Un an après sa mort, le 14 mai 1982, la Ville de Perros organise une expo-hommage au palais des congrès. Une autre s’est tenue au temple en 2021 et au presbytère de Trégastel en 2023.
La réalisation des deux chemins de croix constitue son œuvre majeure. Pour l’église Saint-Jacques, c’est le chanoine Le Floc’h qui lui en fait la demande, en 1964. « Un curé à coup sûr ouvert d’esprit », note Pierre Kerlévéo. En effet, le style de Le Toiser est moderne avec ses grands aplats de matière picturale épaisse, étalée au couteau.

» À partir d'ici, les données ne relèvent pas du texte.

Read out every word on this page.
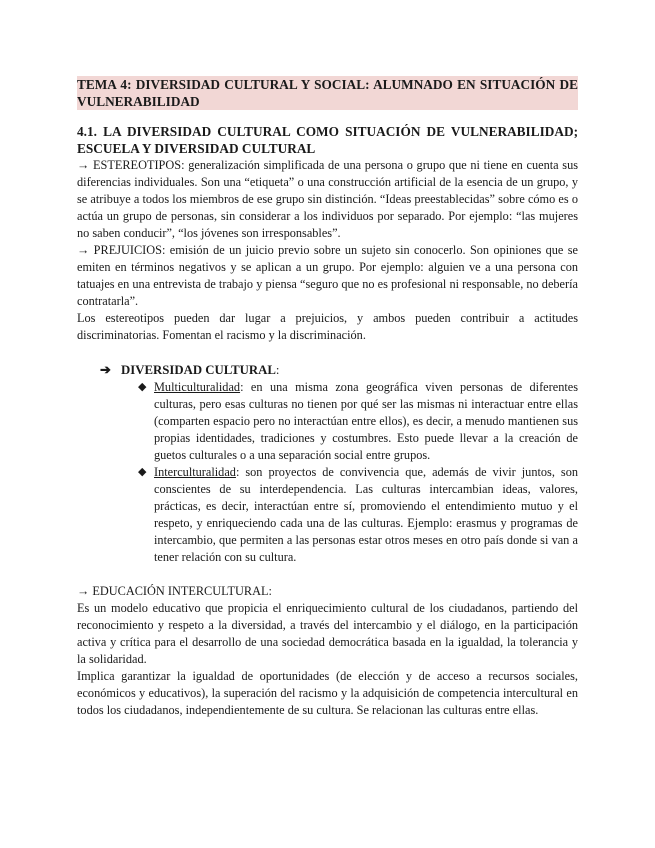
TEMA 4: DIVERSIDAD CULTURAL Y SOCIAL: ALUMNADO EN SITUACIÓN DE VULNERABILIDAD
4.1. LA DIVERSIDAD CULTURAL COMO SITUACIÓN DE VULNERABILIDAD; ESCUELA Y DIVERSIDAD CULTURAL

→ ESTEREOTIPOS: generalización simplificada de una persona o grupo que ni tiene en cuenta sus diferencias individuales. Son una “etiqueta” o una construcción artificial de la esencia de un grupo, y se atribuye a todos los miembros de ese grupo sin distinción. “Ideas preestablecidas” sobre cómo es o actúa un grupo de personas, sin considerar a los individuos por separado. Por ejemplo: “las mujeres no saben conducir”, “los jóvenes son irresponsables”.

→ PREJUICIOS: emisión de un juicio previo sobre un sujeto sin conocerlo. Son opiniones que se emiten en términos negativos y se aplican a un grupo. Por ejemplo: alguien ve a una persona con tatuajes en una entrevista de trabajo y piensa “seguro que no es profesional ni responsable, no debería contratarla”.

Los estereotipos pueden dar lugar a prejuicios, y ambos pueden contribuir a actitudes discriminatorias. Fomentan el racismo y la discriminación.

➔ DIVERSIDAD CULTURAL:
◆ Multiculturalidad: en una misma zona geográfica viven personas de diferentes culturas, pero esas culturas no tienen por qué ser las mismas ni interactuar entre ellas (comparten espacio pero no interactúan entre ellos), es decir, a menudo mantienen sus propias identidades, tradiciones y costumbres. Esto puede llevar a la creación de guetos culturales o a una separación social entre grupos.

◆ Interculturalidad: son proyectos de convivencia que, además de vivir juntos, son conscientes de su interdependencia. Las culturas intercambian ideas, valores, prácticas, es decir, interactúan entre sí, promoviendo el entendimiento mutuo y el respeto, y enriqueciendo cada una de las culturas. Ejemplo: erasmus y programas de intercambio, que permiten a las personas estar otros meses en otro país donde si van a tener relación con su cultura.

→ EDUCACIÓN INTERCULTURAL:

Es un modelo educativo que propicia el enriquecimiento cultural de los ciudadanos, partiendo del reconocimiento y respeto a la diversidad, a través del intercambio y el diálogo, en la participación activa y crítica para el desarrollo de una sociedad democrática basada en la igualdad, la tolerancia y la solidaridad.

Implica garantizar la igualdad de oportunidades (de elección y de acceso a recursos sociales, económicos y educativos), la superación del racismo y la adquisición de competencia intercultural en todos los ciudadanos, independientemente de su cultura. Se relacionan las culturas entre ellas.
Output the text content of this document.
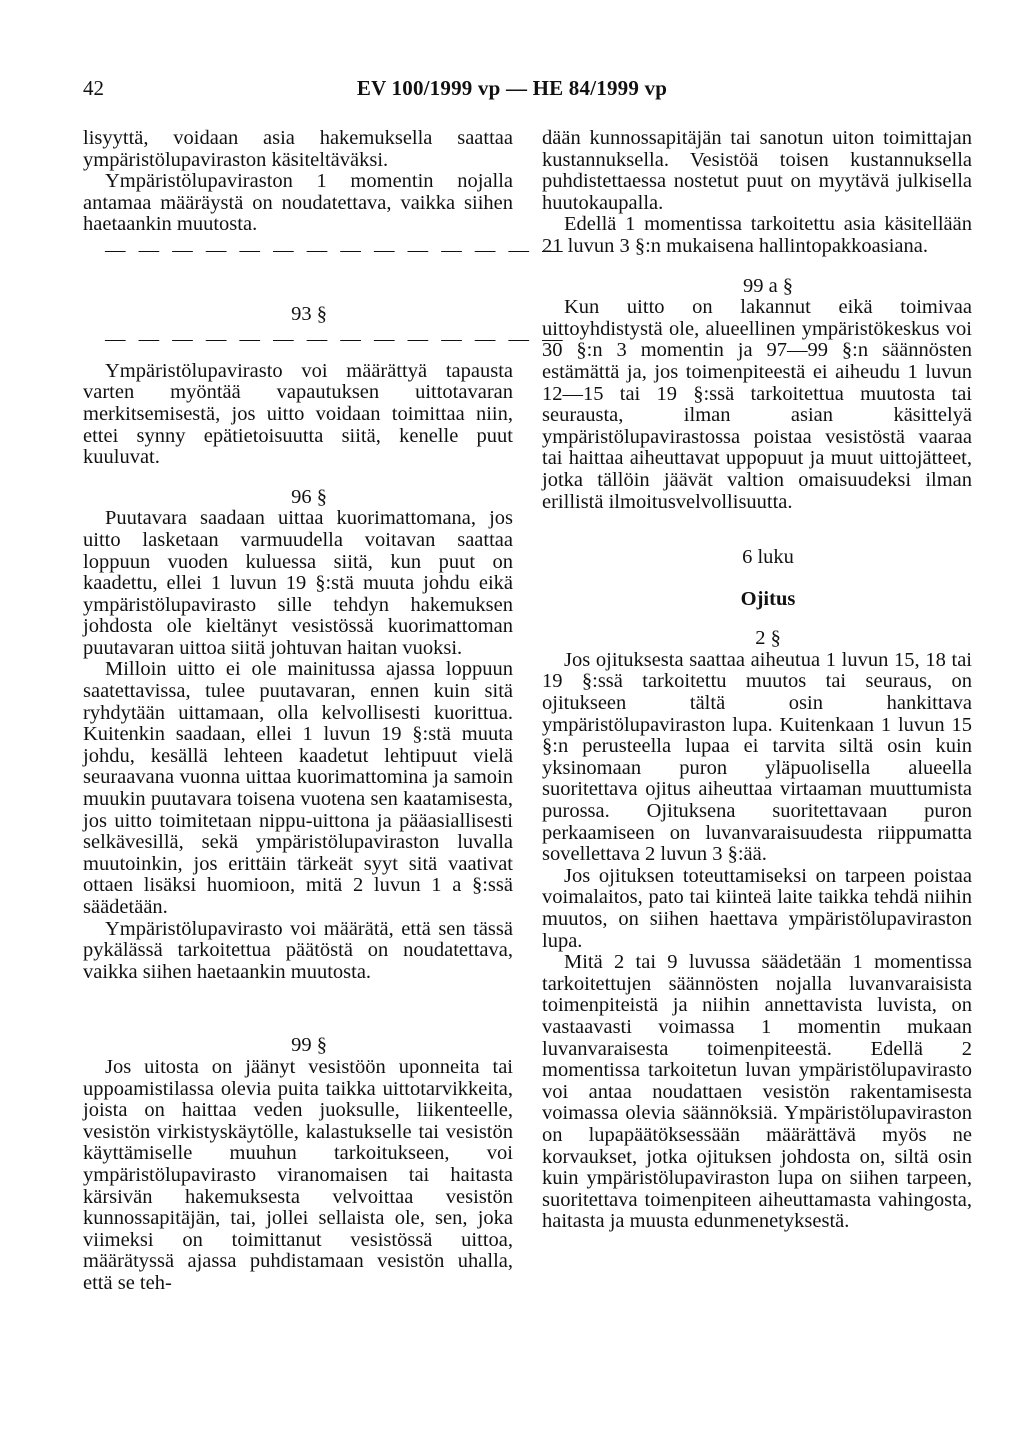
42	EV 100/1999 vp — HE 84/1999 vp

lisyyttä, voidaan asia hakemuksella saattaa ympäristölupaviraston käsiteltäväksi.

Ympäristölupaviraston 1 momentin nojalla antamaa määräystä on noudatettava, vaikka siihen haetaankin muutosta.

— — — — — — — — — — — — — —

93 §

— — — — — — — — — — — — — —

Ympäristölupavirasto voi määrättyä tapausta varten myöntää vapautuksen uittotavaran merkitsemisestä, jos uitto voidaan toimittaa niin, ettei synny epätietoisuutta siitä, kenelle puut kuuluvat.

96 §

Puutavara saadaan uittaa kuorimattomana, jos uitto lasketaan varmuudella voitavan saattaa loppuun vuoden kuluessa siitä, kun puut on kaadettu, ellei 1 luvun 19 §:stä muuta johdu eikä ympäristölupavirasto sille tehdyn hakemuksen johdosta ole kieltänyt vesistössä kuorimattoman puutavaran uittoa siitä johtuvan haitan vuoksi.

Milloin uitto ei ole mainitussa ajassa loppuun saatettavissa, tulee puutavaran, ennen kuin sitä ryhdytään uittamaan, olla kelvollisesti kuorittua. Kuitenkin saadaan, ellei 1 luvun 19 §:stä muuta johdu, kesällä lehteen kaadetut lehtipuut vielä seuraavana vuonna uittaa kuorimattomina ja samoin muukin puutavara toisena vuotena sen kaatamisesta, jos uitto toimitetaan nippu-uittona ja pääasiallisesti selkävesillä, sekä ympäristölupaviraston luvalla muutoinkin, jos erittäin tärkeät syyt sitä vaativat ottaen lisäksi huomioon, mitä 2 luvun 1 a §:ssä säädetään.

Ympäristölupavirasto voi määrätä, että sen tässä pykälässä tarkoitettua päätöstä on noudatettava, vaikka siihen haetaankin muutosta.

99 §

Jos uitosta on jäänyt vesistöön uponneita tai uppoamistilassa olevia puita taikka uittotarvikkeita, joista on haittaa veden juoksulle, liikenteelle, vesistön virkistyskäytölle, kalastukselle tai vesistön käyttämiselle muuhun tarkoitukseen, voi ympäristölupavirasto viranomaisen tai haitasta kärsivän hakemuksesta velvoittaa vesistön kunnossapitäjän, tai, jollei sellaista ole, sen, joka viimeksi on toimittanut vesistössä uittoa, määrätyssä ajassa puhdistamaan vesistön uhalla, että se teh-

dään kunnossapitäjän tai sanotun uiton toimittajan kustannuksella. Vesistöä toisen kustannuksella puhdistettaessa nostetut puut on myytävä julkisella huutokaupalla.

Edellä 1 momentissa tarkoitettu asia käsitellään 21 luvun 3 §:n mukaisena hallintopakkoasiana.

99 a §

Kun uitto on lakannut eikä toimivaa uittoyhdistystä ole, alueellinen ympäristökeskus voi 30 §:n 3 momentin ja 97—99 §:n säännösten estämättä ja, jos toimenpiteestä ei aiheudu 1 luvun 12—15 tai 19 §:ssä tarkoitettua muutosta tai seurausta, ilman asian käsittelyä ympäristölupavirastossa poistaa vesistöstä vaaraa tai haittaa aiheuttavat uppopuut ja muut uittojätteet, jotka tällöin jäävät valtion omaisuudeksi ilman erillistä ilmoitusvelvollisuutta.

6 luku

Ojitus

2 §

Jos ojituksesta saattaa aiheutua 1 luvun 15, 18 tai 19 §:ssä tarkoitettu muutos tai seuraus, on ojitukseen tältä osin hankittava ympäristölupaviraston lupa. Kuitenkaan 1 luvun 15 §:n perusteella lupaa ei tarvita siltä osin kuin yksinomaan puron yläpuolisella alueella suoritettava ojitus aiheuttaa virtaaman muuttumista purossa. Ojituksena suoritettavaan puron perkaamiseen on luvanvaraisuudesta riippumatta sovellettava 2 luvun 3 §:ää.

Jos ojituksen toteuttamiseksi on tarpeen poistaa voimalaitos, pato tai kiinteä laite taikka tehdä niihin muutos, on siihen haettava ympäristölupaviraston lupa.

Mitä 2 tai 9 luvussa säädetään 1 momentissa tarkoitettujen säännösten nojalla luvanvaraisista toimenpiteistä ja niihin annettavista luvista, on vastaavasti voimassa 1 momentin mukaan luvanvaraisesta toimenpiteestä. Edellä 2 momentissa tarkoitetun luvan ympäristölupavirasto voi antaa noudattaen vesistön rakentamisesta voimassa olevia säännöksiä. Ympäristölupaviraston on lupapäätöksessään määrättävä myös ne korvaukset, jotka ojituksen johdosta on, siltä osin kuin ympäristölupaviraston lupa on siihen tarpeen, suoritettava toimenpiteen aiheuttamasta vahingosta, haitasta ja muusta edunmenetyksestä.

« Il se réclamait du fauvisme, de Matisse, Derain, de Vlaminck pour ses ciels balayés et de Friesz. La peinture doit crever le mur, affirmait-il », peut-on lire dans l’ouvrage Marcel Le Toiser, Un peintre à Perros-Guirec, de Denise Delouche.
L’un des chemins de croix a été réalisé pour l’église Saint-Jacques de Perros-Guirec. ©Camille LarherUne 15e station
Pour réaliser le chemin de croix de la cité des hortensias, l’artiste se plonge dans les textes. « Ses notes nous révèlent comment il imagine la Passion, se projetant lui-même presque physiquement dans les souffrances endurées par un semblable », décrit la spécialiste des peintres bretons. Des notes et croquis en sont témoins.
« C’est l’un des plus beaux chemins de croix de France – hélas sans éclairage ! », relève Pierre Kerlévéo. En plus des 14 stations, Marcel Le Toiser s’accorde l’audace d’en peindre une quinzième représentant la résurrection du Christ debout, les mains tendues vers l’humanité.
Probablement plus tardive, la commande du chemin de croix de l’église Saint-Marc sur l’Île-Grande n’est pas documentée. Le style est complètement différent de celui de Saint-Jacques à Perros. Il est plus naïf et minimaliste, se concentrant sur les visages.
Janine Denmat se souvient avoir servi de modèle pour le dessin d’une main sur la station n°6 du chemin de croix de Perros intitulée Une femme essuie le visage de Jésus. Elle espère que le peintre, qui habitait tout près de l’église, sorte peu à peu de l’oubli. À ses côtés pendant six ans, celle qui l’a côtoyé de près est toujours très attachée à faire (re) vivre son œuvre.
Exposition Marcel Le Toiser – Un peintre à Perros-Guirec, jusqu’au 27 septembre, à la Maison Saint-Yves. Visite guidée gratuite en présence de Pierre Kerlévéo mardi 12 août à 16 h 30.